Racial humor is one thing, but when it comes to Daniel Tosh the issue is with rape, and Jane Doe’s claim that it is never funny. If that’s true then why have I heard so many funny rape jokes. Sarah Silverman, John Mulaney, Andy Daly, and while writing this article I was listening to Aziz Ansari’s album Dangerously Delicious to discover that he’s made rape jokes too. I’m not going to argue that rape is or isn’t funny, for the purpose of this article we’ll assume that a funny rape joke can be told.
How do they do it? There’s a few different angles to take, the first is pretty simple. You acknowledge how awful rape is and how awful it’s use in the joke they’re telling is. Before Aziz’s rape joke he sets it up by telling us how terrible it is. John Mulaney also operates under the assumption that the audience knows rape is wrong and that he knows it’s wrong too. The famous Louis CK 9-11 joke works because he acknowledges it’s wrong by using self-deprecating humor to tear himself down.
On the other side of the coin you have Rape jokes from people like Andy Daly, Sarah Silverman, and Daniel Tosh all of whom are different on stage, they’re playing a character. Not a character in a sense that they wear a funny hat and pretend to be someone else entirely (Andy Daly is the exception). They’re characters in that they are playing a version of themselves, one who often is ignorant, self-obsessed, and insensitive.
Sarah Silverman is probably the queen of AIDS jokes, but that doesn’t mean that I believe that she thinks that the movie Philadelphia is a comedy, but Sarah Silverman on stage probably would. Andy Daly is blatantly a different person when he makes his rape jokes, and that person we learn is pretty terrible.
From what I’ve read the past few days it seems that most in the media believe that Daniel Tosh is fully himself on stage. In reality he’s a caricature of himself as well, a boorish frat boy who says a slough of awful things and we as an audience we laugh at how ridiculous Tosh is, not because we agree with what he says. This isn’t a new thing for him, just look back to his first Comedy Central special and you’ll find that he’s been consistent in his stage presence. Is it his fault that Jane Doe wasn’t aware of this fact when she saw him at the Laugh Factory? According to the website the story first appeared on Jane has learned her lesson and will now look up a comedian before she goes to their show.

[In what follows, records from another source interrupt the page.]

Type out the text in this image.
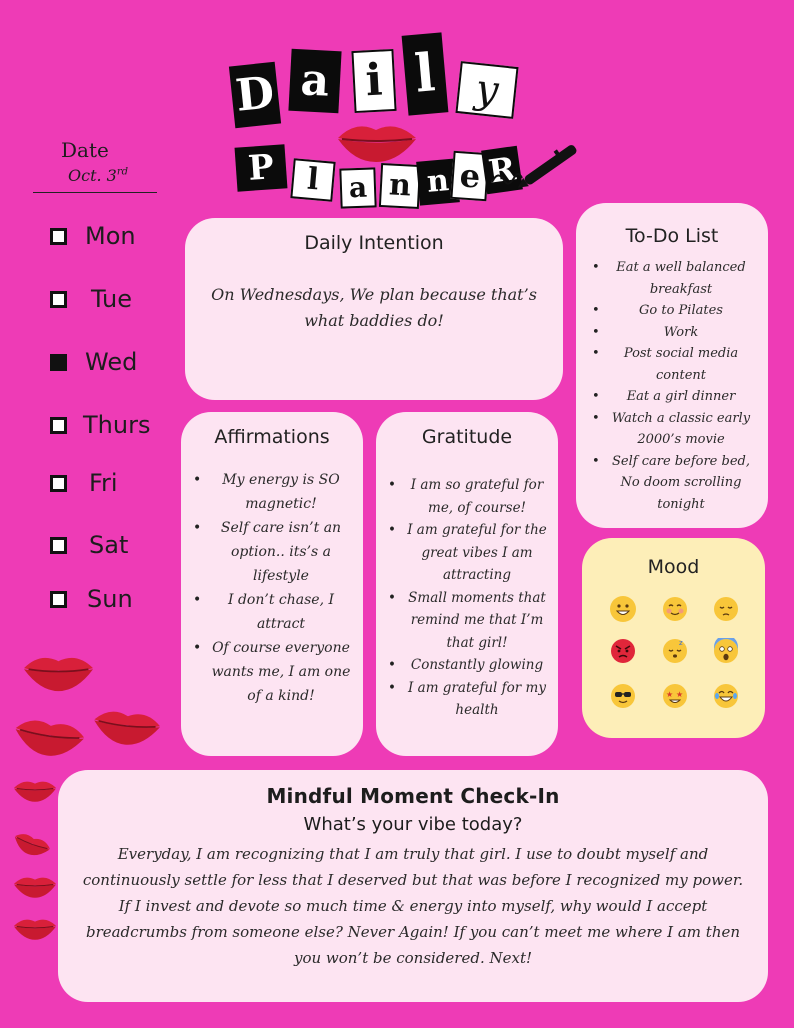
D a i l y
P	l	a n n e R
Date
Oct. 3rd
Mon
Tue
Wed
Thurs
Fri
Sat
Sun
Daily Intention
On Wednesdays, We plan because that’s what baddies do!
To-Do List
• Eat a well balanced breakfast
• Go to Pilates
• Work
• Post social media content
• Eat a girl dinner
• Watch a classic early 2000’s movie
• Self care before bed, No doom scrolling tonight
Affirmations
• My energy is SO magnetic!
• Self care isn’t an option.. its’s a lifestyle
• I don’t chase, I attract
• Of course everyone wants me, I am one of a kind!
Gratitude
• I am so grateful for me, of course!
• I am grateful for the great vibes I am attracting
• Small moments that remind me that I’m that girl!
• Constantly glowing
• I am grateful for my health
Mood
z
★ ★
Mindful Moment Check-In
What’s your vibe today?
Everyday, I am recognizing that I am truly that girl. I use to doubt myself and continuously settle for less that I deserved but that was before I recognized my power. If I invest and devote so much time & energy into myself, why would I accept breadcrumbs from someone else? Never Again! If you can’t meet me where I am then you won’t be considered. Next!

The final problem of this whole debacle is the fear that there may be people in Tosh’s audience who don’t know he’s a character and agree with him thinking he’s genuine. Obviously Jane Doe believed this was the case, that the crowd was laughing because they agreed, when in fact it was the opposite. Unfortunately I just don’t think there’s anything we can do in regards to those people who don’t understand that Tosh is a character and agree with his view points. These are lessons they should have learned long ago and we shouldn’t insist that comedians teach that lesson.
Not everything is funny, but anything can be made funny, but just because others are laughing doesn’t mean that you must find it humorous as well. Should you find yourself in Jane Doe’s shoes, where everyone around you is laughing at something that you don’t find funny just get up and leave, don’t ruin it for everyone else.